You make a very valid point, and it's one I do think about. I try not to bash NoSQL, because it does make sense sometimes, but there's a recent tide of "SQL is dead, long live NoSQL" that ignores the fact that RDBMS are a superior solution in some cases. Really, I think most people agree that RDBMS are sometimes better, and the argument revolves around how often "sometimes" is.

I don't doubt that NoSQL systems solve scalability problems people experience when they use (or rather, mis-use) RDBMS. My point is that they are making trade-offs in terms of storage, data integrity, etc. that they may not be considering, because those things used to be "free" with RDBMS so they weren't a concern.

It's certainly true that RDBMS were born in a very different age in terms of expense of both storage and processing. As with MapReduce, with is an astonishingly inefficient but extremely fast and scalable way of crunching big volumes of data, NoSQL systems may be making use of huge leaps in the availability of resources to prioritize speed and scalability over other concerns.

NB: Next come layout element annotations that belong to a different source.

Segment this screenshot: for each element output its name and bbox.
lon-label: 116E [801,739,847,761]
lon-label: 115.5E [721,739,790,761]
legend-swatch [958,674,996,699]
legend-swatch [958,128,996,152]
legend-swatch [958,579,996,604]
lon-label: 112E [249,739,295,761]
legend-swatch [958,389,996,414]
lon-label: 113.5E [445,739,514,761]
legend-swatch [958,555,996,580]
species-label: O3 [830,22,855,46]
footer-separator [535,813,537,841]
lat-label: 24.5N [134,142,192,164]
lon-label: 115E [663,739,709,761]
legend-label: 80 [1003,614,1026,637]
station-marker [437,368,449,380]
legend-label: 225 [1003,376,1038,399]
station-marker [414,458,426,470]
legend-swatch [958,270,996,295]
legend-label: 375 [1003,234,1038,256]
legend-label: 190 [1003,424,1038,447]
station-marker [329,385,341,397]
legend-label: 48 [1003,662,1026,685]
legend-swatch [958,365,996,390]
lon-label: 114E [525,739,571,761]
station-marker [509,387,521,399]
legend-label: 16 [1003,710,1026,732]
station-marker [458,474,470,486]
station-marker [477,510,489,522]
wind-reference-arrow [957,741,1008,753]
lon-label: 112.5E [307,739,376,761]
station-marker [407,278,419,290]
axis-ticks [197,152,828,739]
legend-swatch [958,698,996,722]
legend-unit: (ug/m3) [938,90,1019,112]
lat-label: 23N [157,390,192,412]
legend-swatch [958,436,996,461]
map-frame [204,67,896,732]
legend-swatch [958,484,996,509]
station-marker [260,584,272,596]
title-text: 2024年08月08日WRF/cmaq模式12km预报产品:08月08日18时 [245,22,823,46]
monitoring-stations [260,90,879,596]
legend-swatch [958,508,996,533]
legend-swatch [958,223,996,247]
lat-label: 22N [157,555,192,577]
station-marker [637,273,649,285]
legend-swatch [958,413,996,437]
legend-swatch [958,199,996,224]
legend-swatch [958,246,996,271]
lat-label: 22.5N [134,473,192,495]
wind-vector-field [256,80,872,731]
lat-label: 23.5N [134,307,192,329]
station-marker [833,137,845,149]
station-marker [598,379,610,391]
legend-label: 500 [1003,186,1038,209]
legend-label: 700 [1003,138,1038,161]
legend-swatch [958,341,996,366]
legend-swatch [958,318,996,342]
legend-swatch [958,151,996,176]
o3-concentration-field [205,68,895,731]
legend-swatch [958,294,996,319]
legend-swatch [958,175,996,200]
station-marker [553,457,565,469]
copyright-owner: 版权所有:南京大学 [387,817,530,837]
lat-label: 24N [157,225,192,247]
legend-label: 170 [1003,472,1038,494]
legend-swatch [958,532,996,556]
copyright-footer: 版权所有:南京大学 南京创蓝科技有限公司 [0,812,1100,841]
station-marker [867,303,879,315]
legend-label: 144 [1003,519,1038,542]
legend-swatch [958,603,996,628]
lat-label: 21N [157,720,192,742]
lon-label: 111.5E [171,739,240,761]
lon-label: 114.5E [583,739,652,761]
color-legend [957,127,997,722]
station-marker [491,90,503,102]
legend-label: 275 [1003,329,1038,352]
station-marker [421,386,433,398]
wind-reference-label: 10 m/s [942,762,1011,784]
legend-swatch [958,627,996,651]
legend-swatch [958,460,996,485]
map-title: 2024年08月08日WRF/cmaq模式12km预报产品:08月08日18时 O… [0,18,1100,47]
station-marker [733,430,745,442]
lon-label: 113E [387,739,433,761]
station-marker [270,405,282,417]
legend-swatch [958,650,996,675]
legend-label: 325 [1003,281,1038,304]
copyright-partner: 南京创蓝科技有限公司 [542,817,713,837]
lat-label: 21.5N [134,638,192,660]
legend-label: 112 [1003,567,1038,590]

However, as I mentioned, there seem to be lot of newbie developers who aren't thinking about NoSQL vs. RDBMS in these terms ("speed" vs. "data integrity", say) but instead in terms of "easy" vs. "hard", or even just "new hotness" vs. "old and busted". As a result they may be avoiding one set of problems solved by NoSQL only to run into a totally different set solved by RDBMS, without considering which is more important for their app.